Czternastu uczniów szkoły podstawowej w chicagowskiej dzielnicy Humboldt Park trafiło do szpitala w środę rano po spożyciu słodyczy, które mogły zostać zatrute nieznaną substancją.
Jeden z uczniów szkoły James Russell Lowell Elementary rozdawał cukierki i czekoladki we wtorek i środę, a następnie dzieci zaczęły źle się czuć.
"Czułem zawroty głowy i zmęczenie" - powiedział 13-letni Christopher Hernandez, po opuszczeniu szpitala.
W sumie czternaścioro uczniów w wieku 13 i 14 lat z objawami zatrudnia trafiło do szpitali.

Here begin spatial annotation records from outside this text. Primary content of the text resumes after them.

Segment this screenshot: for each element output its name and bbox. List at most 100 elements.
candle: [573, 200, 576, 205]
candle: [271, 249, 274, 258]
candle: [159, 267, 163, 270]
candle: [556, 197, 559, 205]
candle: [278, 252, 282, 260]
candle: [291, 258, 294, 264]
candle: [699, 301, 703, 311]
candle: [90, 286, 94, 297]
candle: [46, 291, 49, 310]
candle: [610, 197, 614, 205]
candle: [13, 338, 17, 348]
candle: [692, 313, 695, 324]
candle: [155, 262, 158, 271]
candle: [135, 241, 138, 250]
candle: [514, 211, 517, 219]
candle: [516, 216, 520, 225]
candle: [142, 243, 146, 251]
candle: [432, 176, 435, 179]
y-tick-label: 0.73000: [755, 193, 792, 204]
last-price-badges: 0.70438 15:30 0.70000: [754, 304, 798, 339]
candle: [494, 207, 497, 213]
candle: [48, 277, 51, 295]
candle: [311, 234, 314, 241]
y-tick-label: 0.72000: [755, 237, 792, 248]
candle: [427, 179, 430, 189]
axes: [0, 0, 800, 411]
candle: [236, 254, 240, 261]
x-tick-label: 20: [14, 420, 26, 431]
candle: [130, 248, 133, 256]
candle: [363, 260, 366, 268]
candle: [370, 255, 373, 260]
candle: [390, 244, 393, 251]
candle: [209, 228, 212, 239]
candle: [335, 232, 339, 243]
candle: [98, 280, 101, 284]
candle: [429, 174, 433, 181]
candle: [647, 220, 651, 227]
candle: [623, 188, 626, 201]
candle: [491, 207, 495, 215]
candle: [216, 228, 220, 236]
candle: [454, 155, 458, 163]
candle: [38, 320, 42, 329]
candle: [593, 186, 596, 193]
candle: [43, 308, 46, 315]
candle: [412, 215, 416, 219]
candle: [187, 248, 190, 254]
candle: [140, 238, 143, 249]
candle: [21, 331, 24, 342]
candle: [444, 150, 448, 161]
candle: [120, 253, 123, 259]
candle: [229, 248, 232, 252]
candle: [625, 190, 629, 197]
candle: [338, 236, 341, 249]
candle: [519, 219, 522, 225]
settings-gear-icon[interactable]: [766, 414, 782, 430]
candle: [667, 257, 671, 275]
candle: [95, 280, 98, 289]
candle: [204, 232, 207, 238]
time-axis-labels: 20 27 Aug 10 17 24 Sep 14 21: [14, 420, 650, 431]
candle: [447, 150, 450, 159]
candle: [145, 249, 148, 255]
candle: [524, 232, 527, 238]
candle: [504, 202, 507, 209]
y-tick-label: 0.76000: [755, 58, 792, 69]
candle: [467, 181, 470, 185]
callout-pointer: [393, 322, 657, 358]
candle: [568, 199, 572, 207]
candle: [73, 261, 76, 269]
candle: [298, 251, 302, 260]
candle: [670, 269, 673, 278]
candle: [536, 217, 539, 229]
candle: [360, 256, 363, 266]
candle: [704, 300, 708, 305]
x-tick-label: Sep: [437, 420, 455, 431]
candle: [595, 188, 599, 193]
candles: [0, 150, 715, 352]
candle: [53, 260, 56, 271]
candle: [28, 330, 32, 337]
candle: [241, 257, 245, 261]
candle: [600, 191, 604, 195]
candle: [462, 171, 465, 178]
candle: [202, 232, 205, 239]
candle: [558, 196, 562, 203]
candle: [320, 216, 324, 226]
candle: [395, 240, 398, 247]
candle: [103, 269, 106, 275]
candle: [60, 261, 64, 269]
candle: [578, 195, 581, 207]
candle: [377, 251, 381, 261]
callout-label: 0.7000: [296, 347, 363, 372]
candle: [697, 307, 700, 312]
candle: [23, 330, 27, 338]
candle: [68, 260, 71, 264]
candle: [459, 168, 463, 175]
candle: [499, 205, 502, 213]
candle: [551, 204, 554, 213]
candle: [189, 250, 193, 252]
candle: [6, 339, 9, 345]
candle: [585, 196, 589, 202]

Do tej pory wszyscy opuścili już szpital, część wróciła do szkoły. Urzędnik Chicago Public Schools poinformował, że wszystkie dzieci były świadome i przytomne, a hospitalizacja była zastosowana jako środek ostrożności. Żadne ze zgłoszonych objawów nie zagrażało życiu.
Władze zostały wezwane do szkoły zlokalizowanej przy 3320 West HIrsch Street tuż przed godziną 9 rano, kiedy nauczyciel powiadomił o sytuacji dyrektora. Uczniowie trafili do czterech lokalnych szpitali. Dochodzenie w tej sprawie prowadzi policja i straż pożarna a także zarząd chicagowskich szkół publicznych.